The German cabinet has approved a plan to extend Germany's participation in an EU operation against people smugglers. The new campaign is aimed at stemming the flood of illegal weapons into Libya.
Chancellor Angela Merkel's cabinet will expand the role of the German navy in the Mediterranean Sea to include efforts to stop arms headed to "Islamic State" militants in Libya.

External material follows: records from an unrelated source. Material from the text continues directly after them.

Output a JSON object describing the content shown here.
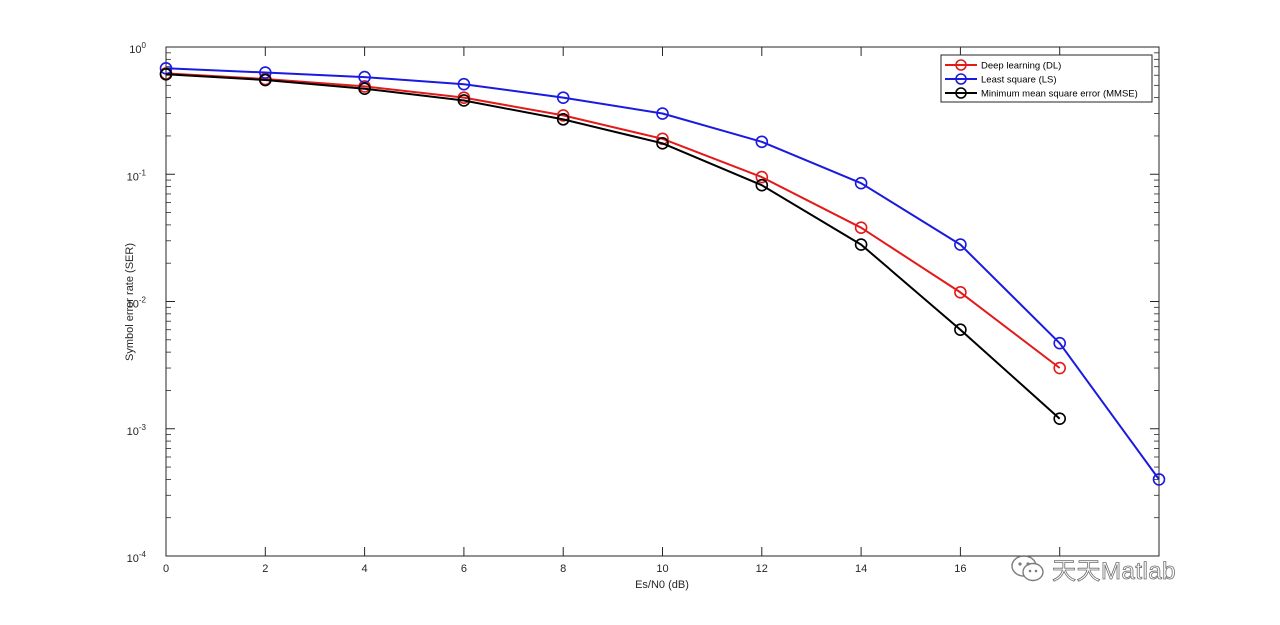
{
  "chart_data": {
    "type": "line",
    "xlabel": "Es/N0 (dB)",
    "ylabel": "Symbol error rate (SER)",
    "y_scale": "log",
    "xlim": [
      0,
      20
    ],
    "ylim": [
      0.0001,
      1
    ],
    "x_ticks": [
      0,
      2,
      4,
      6,
      8,
      10,
      12,
      14,
      16,
      18,
      20
    ],
    "x_tick_labels": [
      "0",
      "2",
      "4",
      "6",
      "8",
      "10",
      "12",
      "14",
      "16",
      "",
      ""
    ],
    "y_ticks": [
      {
        "value": 0.0001,
        "base": "10",
        "exp": "-4"
      },
      {
        "value": 0.001,
        "base": "10",
        "exp": "-3"
      },
      {
        "value": 0.01,
        "base": "10",
        "exp": "-2"
      },
      {
        "value": 0.1,
        "base": "10",
        "exp": "-1"
      },
      {
        "value": 1,
        "base": "10",
        "exp": "0"
      }
    ],
    "grid": false,
    "legend_position": "top-right",
    "series": [
      {
        "name": "Deep learning (DL)",
        "color": "#e41a1a",
        "marker": "circle",
        "x": [
          0,
          2,
          4,
          6,
          8,
          10,
          12,
          14,
          16,
          18
        ],
        "y": [
          0.62,
          0.56,
          0.49,
          0.4,
          0.29,
          0.19,
          0.095,
          0.038,
          0.0118,
          0.003
        ]
      },
      {
        "name": "Least square (LS)",
        "color": "#1a1ae0",
        "marker": "circle",
        "x": [
          0,
          2,
          4,
          6,
          8,
          10,
          12,
          14,
          16,
          18,
          20
        ],
        "y": [
          0.68,
          0.63,
          0.58,
          0.51,
          0.4,
          0.3,
          0.18,
          0.085,
          0.028,
          0.0047,
          0.0004
        ]
      },
      {
        "name": "Minimum mean square error (MMSE)",
        "color": "#000000",
        "marker": "circle",
        "x": [
          0,
          2,
          4,
          6,
          8,
          10,
          12,
          14,
          16,
          18
        ],
        "y": [
          0.61,
          0.55,
          0.47,
          0.38,
          0.27,
          0.175,
          0.082,
          0.028,
          0.006,
          0.0012
        ]
      }
    ]
  },
  "watermark": {
    "text": "天天Matlab",
    "icon": "wechat-icon"
  }
}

The mandate also covers work to help Libya build up a coastal patrol and navy.
The plan - expected to get parliamentary approval in the coming weeks - will see the German military expand its personnel deployment from 400 to 950 over the next 12 months.
Germany has so far contributed logistics ship to the EU mission, and German soldiers have helped rescue about 15,000 people at sea since May 2015, according to the German military.
The government has set aside a total of 45.3 million euros ($51.2 million) for its participation in the mission.
German Defense Minister Ursula von der Leyen said Germany had an interest in creating "more order" along the border to Europe. "And it's important that the character of the mandate is being expanded to focus more on the root causes of the refugee streams," she said.
The decision comes after the European Union gave its naval force authority to search suspicious vessels as part of its "Operation Sophia" mission, which is also seeking to break up gangs smuggling migrants to Europe.
Sophia was set up by the EU in 2015 to patrol international waters off Libya and arrest suspected migrant smugglers.
Libya is subject to an arms embargo, although the United Nations has said that weapons are being passed through countries including Egypt, Turkey and the United Arab Emirates illegally.